In their work, the group from Dortmund, Germany, showed that for single SNPs, for example rs1014971 and rs9642680, the odds ratio are 1.63 and 1.48, respectively. However, combining both SNPs resulted in an increased odds ratio of 1.91 (Schwender et al., 2012) - a ratio larger than the individual effects but smaller than additive (1.63 + 1.48 = 3.11). Including a third SNP also increased the odds ratio, but only by a further 0.07 (Schwender et al., 2012). Using an elegant statistical approach and testing stability by bootstrapping, the authors demonstrate that stable combinations of up to three high-risk alleles result in odds ratios of up to 2.0 in non-smokers. This is clearly higher than the influence of individual high-risk alleles, but also less than the additive risk.
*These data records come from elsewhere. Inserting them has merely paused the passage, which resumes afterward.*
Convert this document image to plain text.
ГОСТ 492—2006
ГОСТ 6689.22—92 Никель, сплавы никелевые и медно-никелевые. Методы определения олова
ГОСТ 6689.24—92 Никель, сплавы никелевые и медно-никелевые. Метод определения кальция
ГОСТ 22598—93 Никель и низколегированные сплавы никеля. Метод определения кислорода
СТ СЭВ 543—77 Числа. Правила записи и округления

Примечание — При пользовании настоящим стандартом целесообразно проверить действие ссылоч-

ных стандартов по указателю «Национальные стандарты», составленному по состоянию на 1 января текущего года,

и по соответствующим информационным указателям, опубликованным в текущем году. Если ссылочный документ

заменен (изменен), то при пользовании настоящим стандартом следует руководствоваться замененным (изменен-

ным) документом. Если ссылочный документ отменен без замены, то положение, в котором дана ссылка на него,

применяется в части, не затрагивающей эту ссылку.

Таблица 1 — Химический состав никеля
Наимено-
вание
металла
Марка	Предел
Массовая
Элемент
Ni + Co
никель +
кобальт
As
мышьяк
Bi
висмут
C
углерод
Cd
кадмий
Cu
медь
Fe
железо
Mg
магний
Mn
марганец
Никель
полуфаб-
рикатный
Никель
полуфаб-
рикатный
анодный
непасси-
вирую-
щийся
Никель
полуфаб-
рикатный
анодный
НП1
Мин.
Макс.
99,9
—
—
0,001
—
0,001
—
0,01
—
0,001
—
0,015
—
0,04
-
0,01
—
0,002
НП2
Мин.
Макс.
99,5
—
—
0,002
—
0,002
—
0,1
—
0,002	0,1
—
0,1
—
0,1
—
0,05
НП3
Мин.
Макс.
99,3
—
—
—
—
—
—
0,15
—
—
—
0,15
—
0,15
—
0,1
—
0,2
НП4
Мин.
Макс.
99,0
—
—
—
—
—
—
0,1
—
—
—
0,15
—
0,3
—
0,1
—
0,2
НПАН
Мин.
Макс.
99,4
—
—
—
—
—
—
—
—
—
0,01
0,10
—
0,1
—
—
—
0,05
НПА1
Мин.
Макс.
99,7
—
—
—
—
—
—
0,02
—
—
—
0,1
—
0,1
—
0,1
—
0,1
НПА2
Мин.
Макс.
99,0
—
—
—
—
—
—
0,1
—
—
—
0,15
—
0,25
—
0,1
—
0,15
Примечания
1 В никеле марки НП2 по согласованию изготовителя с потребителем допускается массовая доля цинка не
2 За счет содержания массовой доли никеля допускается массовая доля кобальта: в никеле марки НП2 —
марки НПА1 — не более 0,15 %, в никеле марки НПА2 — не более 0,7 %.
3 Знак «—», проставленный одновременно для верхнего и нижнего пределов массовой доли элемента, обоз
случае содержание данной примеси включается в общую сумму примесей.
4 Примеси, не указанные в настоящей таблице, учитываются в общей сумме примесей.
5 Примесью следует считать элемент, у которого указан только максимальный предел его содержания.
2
Although the study of Schwender (Schwender et al., 2012) represents remarkable progress, one important question remains open. What would happen if more high-risk variants were added to the three-way interactions? Would there be a relevant further increase in the cancer risk? Or, would odds ratios asymptotically approach a 'natural' upper limit of 2.0 or slightly above? Schwender and colleagues could not answer this question due to the limited case numbers (1,593 urinary bladder cases and 1,760 controls). Therefore, four-way or even higher interactions could not be evaluated because the combination results were no longer stable after bootstrapping.
In conclusion, there is a definite need to bring together all data on genetic variants that is available world-wide. The increased statistical power will facilitate studies of interactions, and advance our understanding on how genetic variants interact to cause increased cancer risk.